Selanjutnya pada Senin 18 Juli 2022, bertempat di Kejari Takalar, dilaksanakan proses penyerahan tersangka dari penyidik ke penuntut umum.
Disaat itu dilakukan upaya restorative justice yang dihadiri oleh tersangka Artiwan, anak korban HMB, orang tua anak korban, kuasa hukum dari pihak anak korban, Sekretaris Daerah Kabupaten Takalar, penyidik Polres Takalar, Kepala Sekolah SMAN 6 Kabupaten Takalar, Ketua PGRI Takalar, serta Kepala Dusun selaku tokoh masyarakat.
Dalam pertemuan tersebut tercapai sebuah kesepakatan perdamaian, lantas Kepala Kejaksaan Negeri Takalar mengajukan permohonan penghentian penuntutan berdasarkan keadilan restoratif kepada Kepala Kejaksaan Tinggi Sulawesi Selatan.

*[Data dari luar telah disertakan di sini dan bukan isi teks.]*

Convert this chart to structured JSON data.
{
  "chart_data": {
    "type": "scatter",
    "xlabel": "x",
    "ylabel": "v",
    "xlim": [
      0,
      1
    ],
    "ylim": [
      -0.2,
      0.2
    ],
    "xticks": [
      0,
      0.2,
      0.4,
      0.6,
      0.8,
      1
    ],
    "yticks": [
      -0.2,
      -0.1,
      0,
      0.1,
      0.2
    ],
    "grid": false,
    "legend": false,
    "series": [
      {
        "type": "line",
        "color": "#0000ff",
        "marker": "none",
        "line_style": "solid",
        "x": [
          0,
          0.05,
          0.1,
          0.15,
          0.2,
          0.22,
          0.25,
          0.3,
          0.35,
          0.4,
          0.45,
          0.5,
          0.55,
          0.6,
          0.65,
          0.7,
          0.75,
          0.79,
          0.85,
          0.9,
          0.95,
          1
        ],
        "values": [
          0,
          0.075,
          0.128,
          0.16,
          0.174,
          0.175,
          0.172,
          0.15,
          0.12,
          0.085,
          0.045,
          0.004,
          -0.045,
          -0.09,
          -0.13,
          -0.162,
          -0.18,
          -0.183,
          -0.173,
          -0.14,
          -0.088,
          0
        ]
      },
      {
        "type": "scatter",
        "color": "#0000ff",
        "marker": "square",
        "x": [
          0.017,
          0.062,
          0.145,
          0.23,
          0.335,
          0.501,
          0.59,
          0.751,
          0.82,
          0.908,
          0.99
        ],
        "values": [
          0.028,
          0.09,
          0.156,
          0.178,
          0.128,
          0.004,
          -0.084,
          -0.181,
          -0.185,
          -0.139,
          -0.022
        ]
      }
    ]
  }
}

Setelah mempelajari berkas perkara tersebut, Kepala Kejaksaan Tinggi Sulawesi Selatan Raden Febrytrianto sependapat untuk dilakukan penghentian penuntutan berdasarkan keadilan restoratif dan mengajukan permohonan kepada Jaksa Agung Muda Tindak Pidana Umum (JAM-Pidum).
Restorative Justice untuk Artiwan Disetujui JAM Pidum
Pada 26 Juli 2022, JAM Pidum, Fadil Zumhana menyetujui perkara dengan Kini tersangka Artiwan dihentikan penuntutannya.
“Kami mengapresiasi dengan setinggi-tingginya kepada Kepala Kejaksaan Negeri Takalar, Kasi Pidum dan Jaksa Penuntut Umum yang menangani perkara Artiwan, sebab telah berupaya menjadi fasilitator mendamaikan dan menyelesaikan perkara tersebut dengan mediasi antara korban dengan tersangka serta melibatkan tokoh masyarakat setempat sehingga terwujudnya keadilan restoratif,” kata Fadil Zumhana melalui keterangan tertulisnya.
Selanjutnya, Fadil mengatakan bahwa pihaknya memerintahkan kepada Kepala Kejaksaan Negeri Takalar untuk menerbitkan Surat Ketetapan Penghentian Penuntutan (SKP2) Berdasarkan Keadilan Restoratif.
“Sesuai Peraturan Kejaksaan Republik Indonesia Nomor 15 Tahun 2020 dan Surat Edaran JAM-Pidum Nomor: 01/E/EJP/02/2022 tanggal 10 Februari 2022 tentang Pelaksanaan Penghentian Penuntutan Berdasarkan Keadilan Restoratif sebagai perwujudan kepastian hukum,” pungkas Fadil.